Proporção. Os resultados mostraram que, nos 556 menores municípios (10% do total), para cada 1% a mais de dinheiro arrecadado, os candidatos tiveram, em média, 0,24% a mais de votos. Já no outro extremo da escala, nas 556 maiores cidades, essa relação foi de 0,62% a mais de votos para cada 1% adicional de arrecadação.

A diferença pode parecer pequena, mas é significativa. Imagine uma disputa em que a candidata Maria arrecade 10% a mais que o adversário João. Se o município deles representar a média das pequenas cidades, Maria terá 2,4% a mais de votos (0,24% vezes 10). Em uma cidade grande, dada a mesma distribuição de recursos, a vantagem da candidata seria de 6,2% (2,6 vezes maior).

Maria e João, nesse exemplo, representam a média de milhares de candidatos. É claro que nem sempre a campanha mais rica é vitoriosa – mas é isso o que aconteceu, em 2016, na média dos 5.568 municípios brasileiros, ou em cada fatia quando eles são agrupados de acordo com o tamanho de sua população.

No ranking populacional das cidades, as 10% maiores vão de São Paulo, a líder, com cerca de 11,9 milhões de habitantes, até Araci, na Bahia, na posição 556.ª, com pouco mais de 55 mil moradores. Já entre as 10% menores nenhuma tem mais de 3.300 cidadãos.

Causa e efeito. A correlação entre votos e arrecadação não deve ser lida como causalidade – a estatística não é capaz de detectar se um determinado candidato recebeu mais doações porque era o favorito ou se virou o favorito ao receber mais contribuições.

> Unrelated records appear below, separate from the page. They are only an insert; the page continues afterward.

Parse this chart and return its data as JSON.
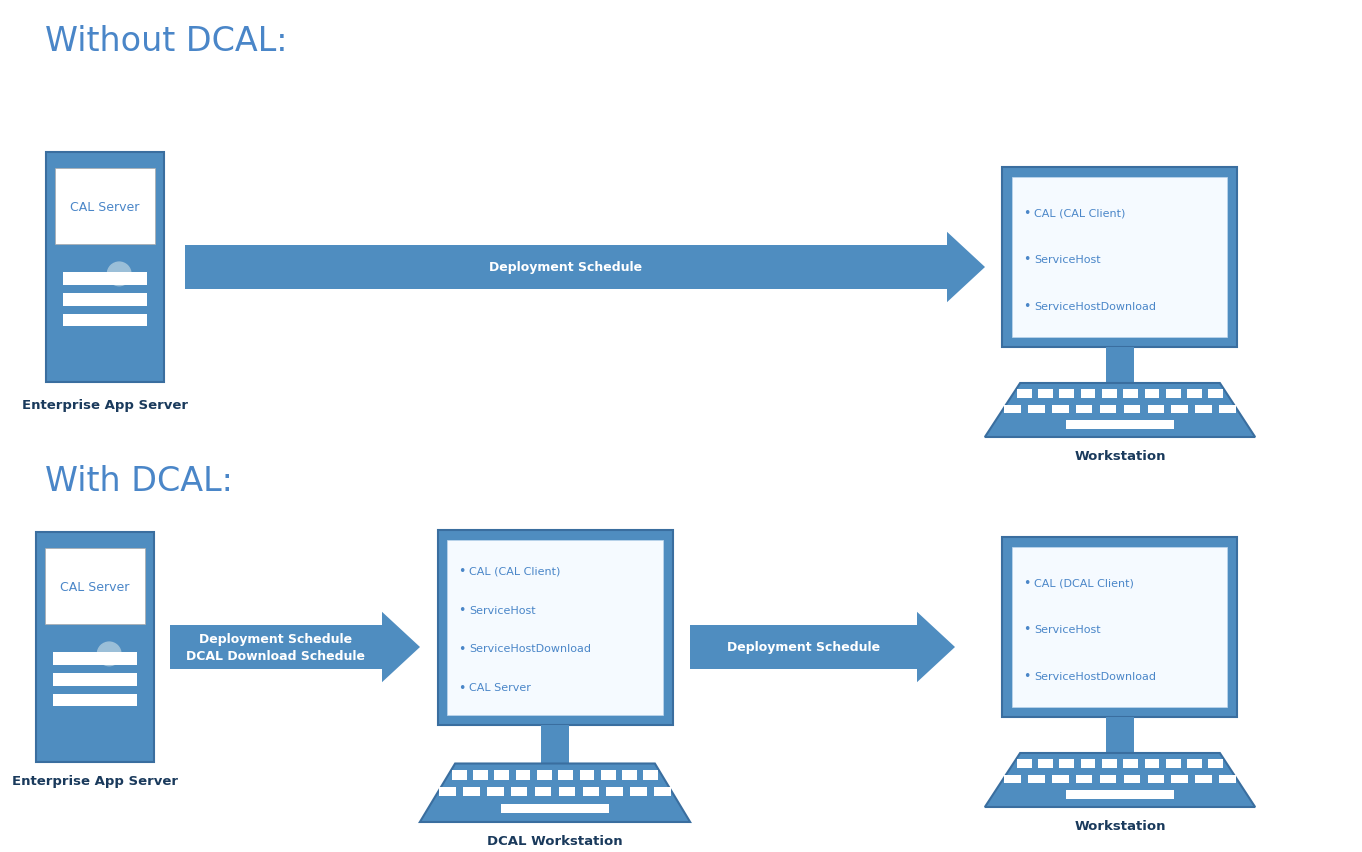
{
  "bg_color": "#ffffff",
  "title_color": "#4A86C8",
  "server_fill": "#4F8DC0",
  "server_border": "#3A6E9F",
  "server_label_bg": "#ffffff",
  "server_label_text": "#4A86C8",
  "monitor_fill": "#4F8DC0",
  "monitor_border": "#3A6E9F",
  "screen_bg": "#f0f7ff",
  "screen_text": "#4A86C8",
  "keyboard_fill": "#4F8DC0",
  "keyboard_key": "#ffffff",
  "arrow_fill": "#4F8DC0",
  "arrow_text": "#ffffff",
  "section_title_color": "#4A86C8",
  "label_color": "#1a3a5c",
  "circle_color": "#9bbfd8",
  "drive_color": "#ffffff",
  "section1_title": "Without DCAL:",
  "section2_title": "With DCAL:",
  "server_label_top": "CAL Server",
  "server_label_bottom": "Enterprise App Server",
  "ws_label1": "Workstation",
  "ws_label2": "Workstation",
  "dcal_ws_label": "DCAL Workstation",
  "arrow1_lines": [
    "Deployment Schedule"
  ],
  "arrow2_lines": [
    "Deployment Schedule",
    "DCAL Download Schedule"
  ],
  "arrow3_lines": [
    "Deployment Schedule"
  ],
  "ws1_items": [
    "CAL (CAL Client)",
    "ServiceHost",
    "ServiceHostDownload"
  ],
  "ws2_items": [
    "CAL (CAL Client)",
    "ServiceHost",
    "ServiceHostDownload",
    "CAL Server"
  ],
  "ws3_items": [
    "CAL (DCAL Client)",
    "ServiceHost",
    "ServiceHostDownload"
  ]
}
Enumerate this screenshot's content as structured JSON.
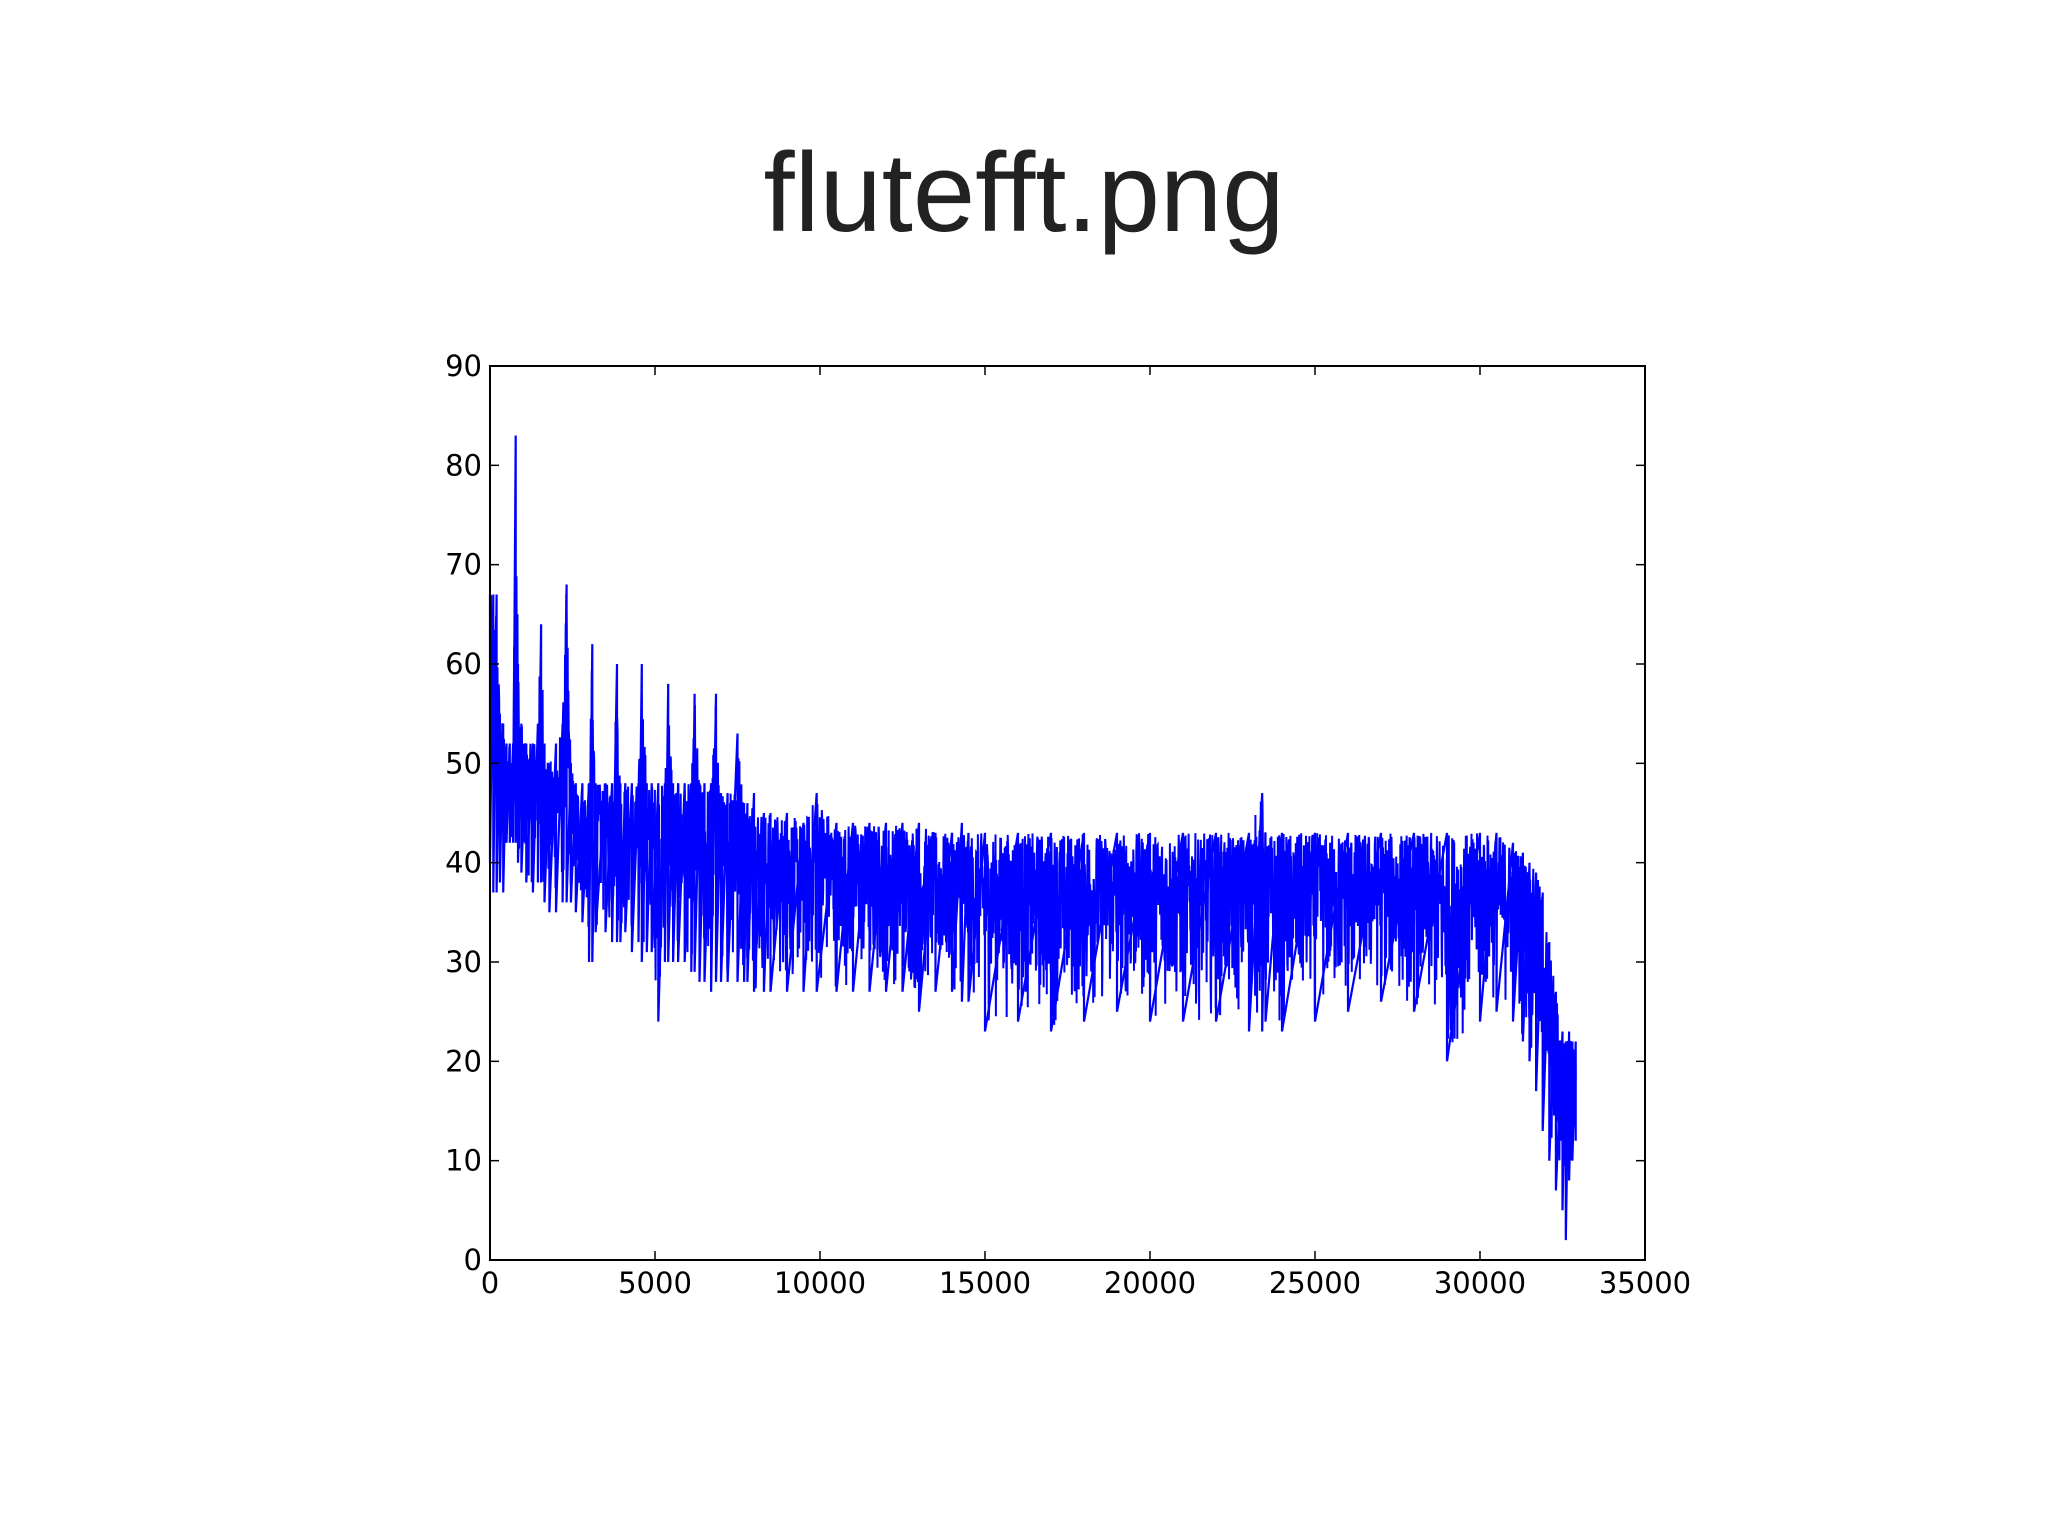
{
  "slide": {
    "title": "flutefft.png"
  },
  "chart_data": {
    "type": "line",
    "title": "",
    "xlabel": "",
    "ylabel": "",
    "xlim": [
      0,
      35000
    ],
    "ylim": [
      0,
      90
    ],
    "x_ticks": [
      0,
      5000,
      10000,
      15000,
      20000,
      25000,
      30000,
      35000
    ],
    "x_tick_labels": [
      "0",
      "5000",
      "10000",
      "15000",
      "20000",
      "25000",
      "30000",
      "35000"
    ],
    "y_ticks": [
      0,
      10,
      20,
      30,
      40,
      50,
      60,
      70,
      80,
      90
    ],
    "y_tick_labels": [
      "0",
      "10",
      "20",
      "30",
      "40",
      "50",
      "60",
      "70",
      "80",
      "90"
    ],
    "grid": false,
    "legend": "none",
    "series_color": "#0000ff",
    "series": [
      {
        "x": [
          0,
          100,
          200,
          300,
          400,
          500,
          600,
          700,
          780,
          850,
          950,
          1100,
          1300,
          1450,
          1550,
          1650,
          1800,
          2000,
          2200,
          2320,
          2450,
          2600,
          2800,
          3000,
          3100,
          3200,
          3500,
          3700,
          3850,
          3950,
          4100,
          4300,
          4500,
          4600,
          4750,
          4900,
          5100,
          5300,
          5400,
          5550,
          5700,
          5900,
          6100,
          6200,
          6350,
          6500,
          6700,
          6850,
          7000,
          7200,
          7500,
          7700,
          7800,
          8000,
          8300,
          8500,
          9000,
          9500,
          9900,
          10500,
          11000,
          11500,
          12000,
          12500,
          13000,
          13500,
          14000,
          14300,
          14500,
          15000,
          16000,
          17000,
          18000,
          19000,
          20000,
          21000,
          22000,
          23000,
          23400,
          23500,
          24000,
          25000,
          26000,
          27000,
          28000,
          29000,
          30000,
          30500,
          31000,
          31300,
          31500,
          31700,
          31900,
          32100,
          32300,
          32500,
          32600,
          32700,
          32800,
          32900
        ],
        "y_high": [
          67,
          67,
          67,
          55,
          54,
          52,
          52,
          52,
          83,
          60,
          54,
          52,
          52,
          54,
          64,
          52,
          50,
          52,
          54,
          68,
          50,
          48,
          48,
          48,
          62,
          48,
          48,
          48,
          60,
          48,
          48,
          48,
          48,
          60,
          48,
          48,
          48,
          48,
          58,
          48,
          48,
          48,
          48,
          57,
          48,
          48,
          48,
          57,
          47,
          47,
          53,
          46,
          46,
          47,
          45,
          45,
          45,
          44,
          47,
          44,
          44,
          44,
          44,
          44,
          44,
          43,
          43,
          44,
          43,
          43,
          43,
          43,
          43,
          43,
          43,
          43,
          43,
          43,
          47,
          43,
          43,
          43,
          43,
          43,
          43,
          43,
          43,
          43,
          42,
          41,
          40,
          39,
          37,
          32,
          27,
          23,
          22,
          23,
          22,
          22
        ],
        "y_low": [
          40,
          37,
          37,
          38,
          37,
          42,
          42,
          42,
          42,
          40,
          39,
          38,
          37,
          38,
          38,
          36,
          35,
          35,
          36,
          36,
          36,
          35,
          34,
          30,
          30,
          33,
          33,
          32,
          32,
          32,
          33,
          31,
          32,
          30,
          31,
          31,
          24,
          30,
          30,
          30,
          30,
          30,
          29,
          29,
          28,
          28,
          27,
          28,
          28,
          28,
          28,
          28,
          28,
          27,
          27,
          27,
          27,
          27,
          27,
          27,
          27,
          27,
          27,
          27,
          25,
          27,
          27,
          26,
          26,
          23,
          24,
          23,
          24,
          25,
          24,
          24,
          24,
          23,
          23,
          24,
          23,
          24,
          25,
          26,
          25,
          20,
          24,
          25,
          24,
          22,
          20,
          17,
          13,
          10,
          7,
          5,
          2,
          8,
          10,
          12
        ]
      }
    ]
  }
}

Os números também não mostram o porquê de haver diferenças entre os grandes e pequenos municípios. Uma hipótese plausível é a de que, nos menores colégios eleitorais, o dinheiro tenha menos influência por causa da maior proximidade entre candidato e eleitores, muitos dos quais têm relação de convivência direta. Já nos grandes centros não existe a situação em que “todos se conhecem”, e a conquista de votos depende da montagem de estruturas políticas maiores e mais caras.

A análise feita pelo Estadão Dados da relação entre despesas de campanha e votação obtida pelos prefeitos é ainda exploratória, ou seja, não definitiva.

Apenas essas duas variáveis foram analisadas – há outras que também podem influenciar o resultado, como o tempo de propaganda no rádio e TV de cada candidato ou a força do seu partido em determinada região. “Ainda é preciso estudar os dados com mais calma para medir o efeito do dinheiro nas eleições”, afirma Emerson Urizzi Cervi, cientista político da Universidade Federal do Paraná (UFPR).

Cervi e o também cientista político Bruno Speck são autores de estudo publicado em 2013, com base nos dados da campanha eleitoral do ano anterior, que analisou o peso do dinheiro e do tempo de rádio e televisão na disputa pelo voto. Segundo o pesquisador, em municípios menores, a “memória eleitoral” – ou seja, os votos obtidos pelo partido do candidato na eleição anterior – teve importância quase tão grande quanto os recursos financeiros de campanha. Já nos grandes municípios, a memória eleitoral quase não importou – foi o tempo de TV ou de rádio que contou mais, além da quantidade de recursos financeiros que cada campanha mobilizou.